Он поежился, спустил с камня ноги.

— Не надо, Кириллица, ты ведь не на трибуне, обойдемся без лозунгов. Ты привыкла смотреть на жизнь сверху, а оттуда не все увидишь, разве что общую картину. Жизнь понизу идет и состоит из деталей, которые тебе не видны…

— Не будем обо мне, — перебила Кира Сергеевна. — Все же объясни, как это — «больно входят в жизнь».

Он потер замерзшие босые ступни, сунул ноги в туфли. Она испугалась, что он сейчас встанет и уйдет. И разговор оборвется.

— Не физически, конечно.

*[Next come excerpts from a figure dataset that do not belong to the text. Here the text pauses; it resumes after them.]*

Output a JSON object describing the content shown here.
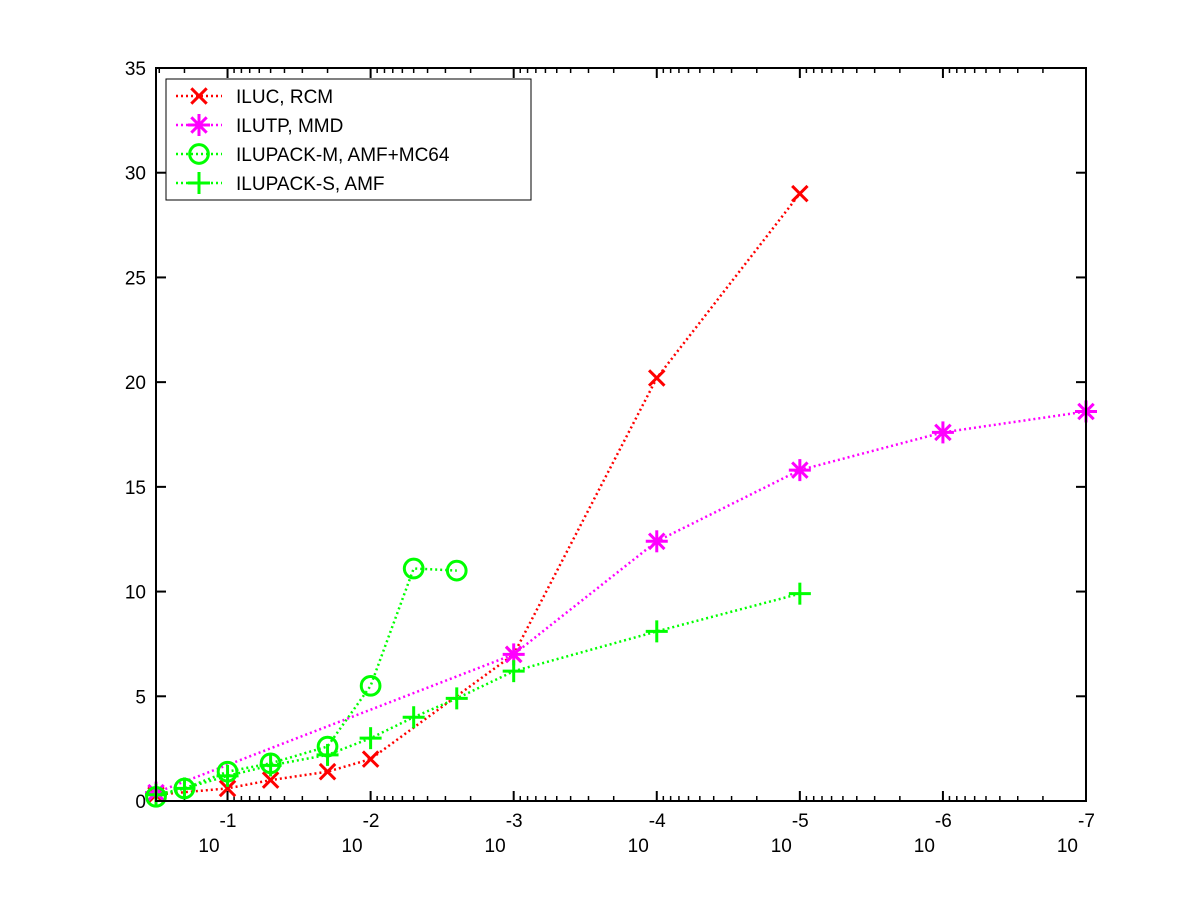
{
  "chart_data": {
    "type": "line",
    "title": "",
    "xlabel": "",
    "ylabel": "",
    "xscale": "log10-reversed",
    "xlim": [
      0.3162,
      1e-07
    ],
    "ylim": [
      0,
      35
    ],
    "grid": false,
    "legend_position": "top-left",
    "x_ticks": [
      {
        "value": 0.1,
        "base": "10",
        "exp": "-1"
      },
      {
        "value": 0.01,
        "base": "10",
        "exp": "-2"
      },
      {
        "value": 0.001,
        "base": "10",
        "exp": "-3"
      },
      {
        "value": 0.0001,
        "base": "10",
        "exp": "-4"
      },
      {
        "value": 1e-05,
        "base": "10",
        "exp": "-5"
      },
      {
        "value": 1e-06,
        "base": "10",
        "exp": "-6"
      },
      {
        "value": 1e-07,
        "base": "10",
        "exp": "-7"
      }
    ],
    "y_ticks": [
      0,
      5,
      10,
      15,
      20,
      25,
      30,
      35
    ],
    "series": [
      {
        "name": "ILUC, RCM",
        "color": "#ff0000",
        "marker": "x",
        "x": [
          0.3162,
          0.1,
          0.05,
          0.02,
          0.01,
          0.001,
          0.0001,
          1e-05
        ],
        "y": [
          0.3,
          0.6,
          1.0,
          1.4,
          2.0,
          7.0,
          20.2,
          29.0
        ]
      },
      {
        "name": "ILUTP, MMD",
        "color": "#ff00ff",
        "marker": "asterisk",
        "x": [
          0.3162,
          0.001,
          0.0001,
          1e-05,
          1e-06,
          1e-07
        ],
        "y": [
          0.4,
          7.0,
          12.4,
          15.8,
          17.6,
          18.6
        ]
      },
      {
        "name": "ILUPACK-M, AMF+MC64",
        "color": "#00ff00",
        "marker": "circle",
        "x": [
          0.3162,
          0.2,
          0.1,
          0.05,
          0.02,
          0.01,
          0.005,
          0.0025
        ],
        "y": [
          0.2,
          0.6,
          1.4,
          1.8,
          2.6,
          5.5,
          11.1,
          11.0
        ]
      },
      {
        "name": "ILUPACK-S, AMF",
        "color": "#00ff00",
        "marker": "plus",
        "x": [
          0.3162,
          0.2,
          0.1,
          0.05,
          0.02,
          0.01,
          0.005,
          0.0025,
          0.001,
          0.0001,
          1e-05
        ],
        "y": [
          0.3,
          0.6,
          1.2,
          1.7,
          2.2,
          3.0,
          4.0,
          4.9,
          6.2,
          8.1,
          9.9
        ]
      }
    ]
  }
}
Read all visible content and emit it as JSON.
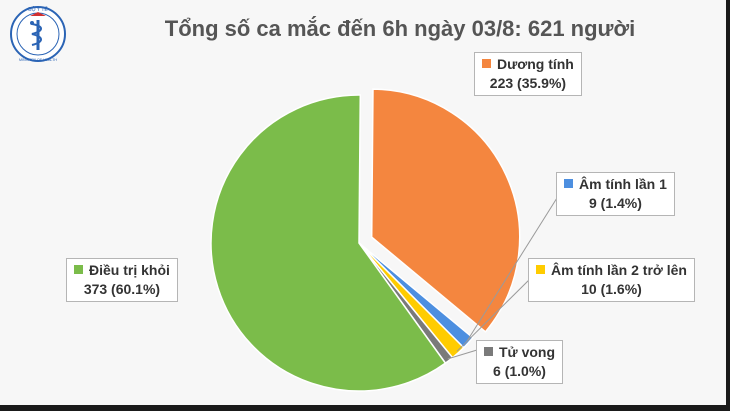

Просто молодые входят в жизнь, где хозяева не они, а мы. Мы пытаемся навязать им свой опыт, традиции, вкусы… Вплоть до длины волос и ширины брюк. Умудряемся колоть им глаза даже тем, что воевали. «Защитили вас!» Хотя защищали и себя.

Он вздохнул и умолк. Согнулся, захватил горсть мелкой гальки, подбросил на ладони.

— И что же? Вечный конфликт отцов и детей?

Он покрутил головой.

— Опять ты лезешь на трибуну. Зачем тут формулировки? Ты же знаешь: никому в голову не придет заново изобретать велосипед или открывать бином Ньютона. А нравственный опыт каждый приобретает сам. И если не понять этого, можно наломать дров, а это чревато.

Ей стало досадно, что он говорит таким раздраженным тоном, и это напоминание о трибуне прямо-таки бесило ее. Мягкий, добрый, избегающий конфликтов, вдруг сам нарывается на конфликт. И не произносит свое любимое «все утрясется».

— Потому твой ученик и попал в колонию, что кто-то навязывал ему длину волос?

Это было не очень великодушно — сказать так. Конечно, он переживает за парня, и получилось грубо.

Он уже совсем сполз с камня и все поигрывал галькой, с мелким стуком сыпалась она с ладони.

— Ты привыкла нормативно мыслить, Кириллица, и все упрощать. Это оттого, что ты не знала неудач.

— Зачем ты все время сворачиваешь разговор на меня?

Он не ответил.

Далеко в море выдавался мыс, он весь был залит огнями — там угадывался город. Кира Сергеевна посмотрела туда, и ей отчаянно захотелось домой, в уют городской квартиры и в свой маленький кабинет, к привычным делам и заботам.

Казалось, здесь, у моря, она прожила длинный и пустой год.